Flackernde Lichter, weite dunkle Gänge und blutverschmierte Wände. Das industrielle, dreckige Setting der verlassenen Forschungsstation macht tatsächlich etwas her und erinnert stark an Ridley Scotts Meilenstein ALIEN – DAS UNHEIMLICHE WESEN AUS EINER FREMDEN WELT. Besonders viel weiß Ninaber jedoch nicht damit anzufangen und verlässt nach einer vielversprechenden Eröffnungsszene die unterirdische Station noch bevor sich ein Gefühl von Klaustrophobie und Beklommenheit einstellen will. Stattdessen geht es an die Oberfläche, raus in den Wald, um dort viel zu lange uninspirierten kriegsfilmartigen Feuergefechten beizuwohnen. Für den Trailer – der tatsachlich sehr atmosphärisch und stylisch daherkommt – reichen einige Slow-Motion-Aufnahmen von explodierendem Unterholz zwar aus um Coolness auszustrahlen, im fertigen Film wirkt die Action dann aber einfach nur noch ermüdend. Das einzige Versprechen, das der Trailer halten kann, ist das ordentliche Creature-Design. Das handgemachte Kostüm kommt ohne CGI aus und wird von Beginn an gut ausgeleuchtet in seiner vollen Pracht gezeigt. Hier hätte man sich ebenfalls mehr an ALIEN halten können, um der Atmosphäre und der Suspense zuliebe nicht zu vorschnell alles preiszugeben.

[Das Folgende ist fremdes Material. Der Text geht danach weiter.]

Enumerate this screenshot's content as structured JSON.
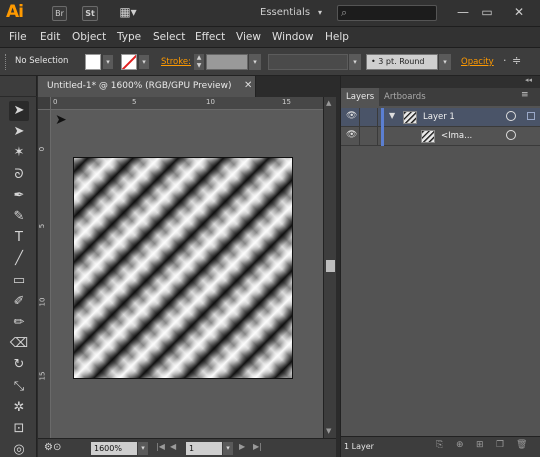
{
  "app": {
    "logo": "Ai",
    "workspace": "Essentials"
  },
  "titlebar": {
    "bridge_icon": "Br",
    "stock_icon": "St",
    "arrange_icon": "▦▾",
    "workspace_caret": "▾",
    "search_placeholder": "",
    "minimize": "—",
    "maximize": "▭",
    "close": "✕"
  },
  "menu": [
    "File",
    "Edit",
    "Object",
    "Type",
    "Select",
    "Effect",
    "View",
    "Window",
    "Help"
  ],
  "control": {
    "selection": "No Selection",
    "stroke_label": "Stroke:",
    "brush_definition": "3 pt. Round",
    "opacity_label": "Opacity",
    "fill_color": "#ffffff",
    "stroke_color": "none"
  },
  "document": {
    "tab_title": "Untitled-1* @ 1600% (RGB/GPU Preview)",
    "close_icon": "✕",
    "ruler_h": [
      "0",
      "5",
      "10",
      "15"
    ],
    "ruler_v": [
      "0",
      "5",
      "10",
      "15"
    ]
  },
  "status": {
    "zoom": "1600%",
    "artboard": "1",
    "first": "|◀",
    "prev": "◀",
    "next": "▶",
    "last": "▶|"
  },
  "tools": [
    {
      "name": "selection-tool-icon",
      "glyph": "➤",
      "active": true
    },
    {
      "name": "direct-selection-tool-icon",
      "glyph": "➤"
    },
    {
      "name": "magic-wand-tool-icon",
      "glyph": "✶"
    },
    {
      "name": "lasso-tool-icon",
      "glyph": "ᘐ"
    },
    {
      "name": "pen-tool-icon",
      "glyph": "✒"
    },
    {
      "name": "curvature-tool-icon",
      "glyph": "✎"
    },
    {
      "name": "type-tool-icon",
      "glyph": "T"
    },
    {
      "name": "line-segment-tool-icon",
      "glyph": "╱"
    },
    {
      "name": "rectangle-tool-icon",
      "glyph": "▭"
    },
    {
      "name": "paintbrush-tool-icon",
      "glyph": "✐"
    },
    {
      "name": "pencil-tool-icon",
      "glyph": "✏"
    },
    {
      "name": "eraser-tool-icon",
      "glyph": "⌫"
    },
    {
      "name": "rotate-tool-icon",
      "glyph": "↻"
    },
    {
      "name": "scale-tool-icon",
      "glyph": "⤡"
    },
    {
      "name": "puppet-warp-tool-icon",
      "glyph": "✲"
    },
    {
      "name": "free-transform-tool-icon",
      "glyph": "⊡"
    },
    {
      "name": "shape-builder-tool-icon",
      "glyph": "◎"
    }
  ],
  "layers_panel": {
    "tabs": [
      "Layers",
      "Artboards"
    ],
    "rows": [
      {
        "name": "Layer 1",
        "expanded": "▼",
        "selected": true,
        "color": "#5b7fd1"
      },
      {
        "name": "<Ima...",
        "selected": false
      }
    ],
    "count": "1 Layer",
    "collapse_icon": "◂◂",
    "menu_icon": "≡",
    "footer_icons": [
      "⎘",
      "⊕",
      "⊞",
      "❐",
      "🗑"
    ]
  }
}
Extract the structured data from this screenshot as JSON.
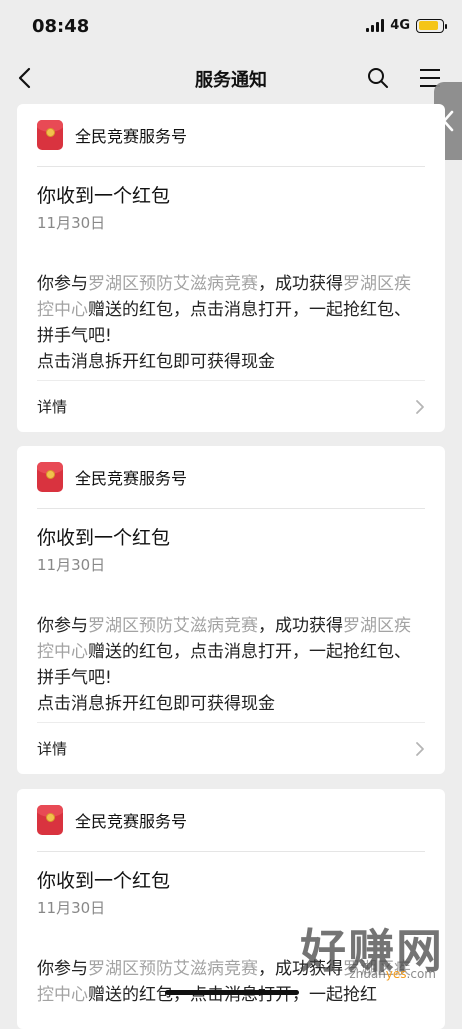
{
  "status_bar": {
    "time": "08:48",
    "network": "4G",
    "battery_level": 0.85,
    "battery_color": "#f5c518"
  },
  "nav": {
    "title": "服务通知",
    "icons": [
      "back-arrow-icon",
      "search-icon",
      "menu-icon"
    ]
  },
  "cards": [
    {
      "account": "全民竞赛服务号",
      "title": "你收到一个红包",
      "date": "11月30日",
      "body_parts": [
        "你参与",
        "罗湖区预防艾滋病竞赛",
        "，成功获得",
        "罗湖区疾控中心",
        "赠送的红包，点击消息打开，一起抢红包、拼手气吧!"
      ],
      "body_line2": "点击消息拆开红包即可获得现金",
      "footer_label": "详情"
    },
    {
      "account": "全民竞赛服务号",
      "title": "你收到一个红包",
      "date": "11月30日",
      "body_parts": [
        "你参与",
        "罗湖区预防艾滋病竞赛",
        "，成功获得",
        "罗湖区疾控中心",
        "赠送的红包，点击消息打开，一起抢红包、拼手气吧!"
      ],
      "body_line2": "点击消息拆开红包即可获得现金",
      "footer_label": "详情"
    },
    {
      "account": "全民竞赛服务号",
      "title": "你收到一个红包",
      "date": "11月30日",
      "body_parts": [
        "你参与",
        "罗湖区预防艾滋病竞赛",
        "，成功获得",
        "罗湖区疾控中心",
        "赠送的红包，点击消息打开，一起抢红"
      ],
      "body_line2": "",
      "footer_label": ""
    }
  ],
  "watermark": {
    "text": "好赚网",
    "url_prefix": "zhuan",
    "url_highlight": "yes",
    "url_suffix": ".com"
  },
  "colors": {
    "background": "#ededed",
    "card": "#ffffff",
    "highlight_text": "#a3a3a3",
    "red_packet": "#d9333f"
  }
}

Mehr RESIDENT EVIL als ALIEN oder PREDATOR
DEATH VALLEY wirft das Publikum unvermittelt ins Geschehen. Wenn sich die schweren Tore schließen und die Lautsprecheransage eine 24-stündige Abriegelung von der Außenwelt ankündigt, wird man als Zuschauer*in mit der Wissenschaftlerin Dr. Chloe zunächst einmal alleine zurückgelassen. Das sollte genügend Zeit für ein Kennenlernen der Figur mit sich bringen – doch Fehlanzeige! Für Figurenzeichnung oder eine Charakterentwicklung hat das Drehbuch keinen Platz vorgesehen. Stattdessen begleiten wir zwei blasse Protagonisten, gespielt von Ethan Mitchell und Jeremy Ninaber, deren einzige Aufgabe darin besteht zunächst durch Wälder – was in der Forschungsstation passiert ist lange Zeit unwichtig – und später dann doch noch durch düstere Korridore zu laufen, stets begleitet von dümmlichem Gebabbel und seltsamen Entscheidungen. Die schlechten Dialoge sind entweder substanzlos oder dienen dazu, die eigentliche Handlung zu kommentieren oder uninteressante Details über die Hintergründe zu berichten. Dass man eine Geschichte auch mit Bilder erzählen kann, scheint Matthew Ninaber nicht bewusst – oder zumindest egal zu sein.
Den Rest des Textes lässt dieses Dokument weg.